1500 – Raised anchor & John skippered back to Msida Harbour, Royal Yacht Club to drop off Sylvie & Jeremy. Tricky winds made for quite a challenge in securing boat to the pontoon, side-to. I tied a bowline to secure the front & almost mucked-it up but finally got it!
1600 – Returned to Kalkara Marina & John did a great job skippering us into berth. Happy to be back on land & have proper shower facilities.
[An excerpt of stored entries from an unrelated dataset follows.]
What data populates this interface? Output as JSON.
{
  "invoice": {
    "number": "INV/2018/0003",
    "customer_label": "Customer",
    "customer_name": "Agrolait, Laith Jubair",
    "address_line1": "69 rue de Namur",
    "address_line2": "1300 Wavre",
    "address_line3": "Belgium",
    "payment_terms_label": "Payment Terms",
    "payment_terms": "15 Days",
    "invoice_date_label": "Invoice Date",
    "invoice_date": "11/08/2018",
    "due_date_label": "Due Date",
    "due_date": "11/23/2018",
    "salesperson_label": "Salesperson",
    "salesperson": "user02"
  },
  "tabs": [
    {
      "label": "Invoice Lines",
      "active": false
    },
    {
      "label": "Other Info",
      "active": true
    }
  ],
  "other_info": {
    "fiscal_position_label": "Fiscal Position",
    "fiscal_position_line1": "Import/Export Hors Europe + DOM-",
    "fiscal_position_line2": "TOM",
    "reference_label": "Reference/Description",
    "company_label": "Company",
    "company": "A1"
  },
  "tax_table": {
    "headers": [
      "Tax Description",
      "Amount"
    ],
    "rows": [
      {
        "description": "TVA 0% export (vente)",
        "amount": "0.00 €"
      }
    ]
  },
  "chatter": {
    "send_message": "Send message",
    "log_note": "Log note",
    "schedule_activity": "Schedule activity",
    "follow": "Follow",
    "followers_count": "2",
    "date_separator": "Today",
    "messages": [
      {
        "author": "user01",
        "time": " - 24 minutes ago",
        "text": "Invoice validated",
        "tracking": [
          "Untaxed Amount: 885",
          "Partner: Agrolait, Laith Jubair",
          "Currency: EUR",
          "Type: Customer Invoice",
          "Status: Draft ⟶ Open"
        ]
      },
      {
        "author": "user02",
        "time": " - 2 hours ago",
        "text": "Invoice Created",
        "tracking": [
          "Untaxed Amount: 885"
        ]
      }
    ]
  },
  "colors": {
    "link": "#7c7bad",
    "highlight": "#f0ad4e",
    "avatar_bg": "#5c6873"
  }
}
2000 – Dinner at Rowing Club with Stephen & Anna. Slept overnight on boat. Left for airport 0830.
A few Lessons Learned:
- Crew selection is so very important.
- Sailing through the night is much like wilderness camping, complete with night humidity, stickiness, grubiness, but also the incredible feeling of “being” from the isolation of the great wild yonder.
- Sailing offshore brings a whole new meaning to “it’s not about the destination, it’s the journey that counts”.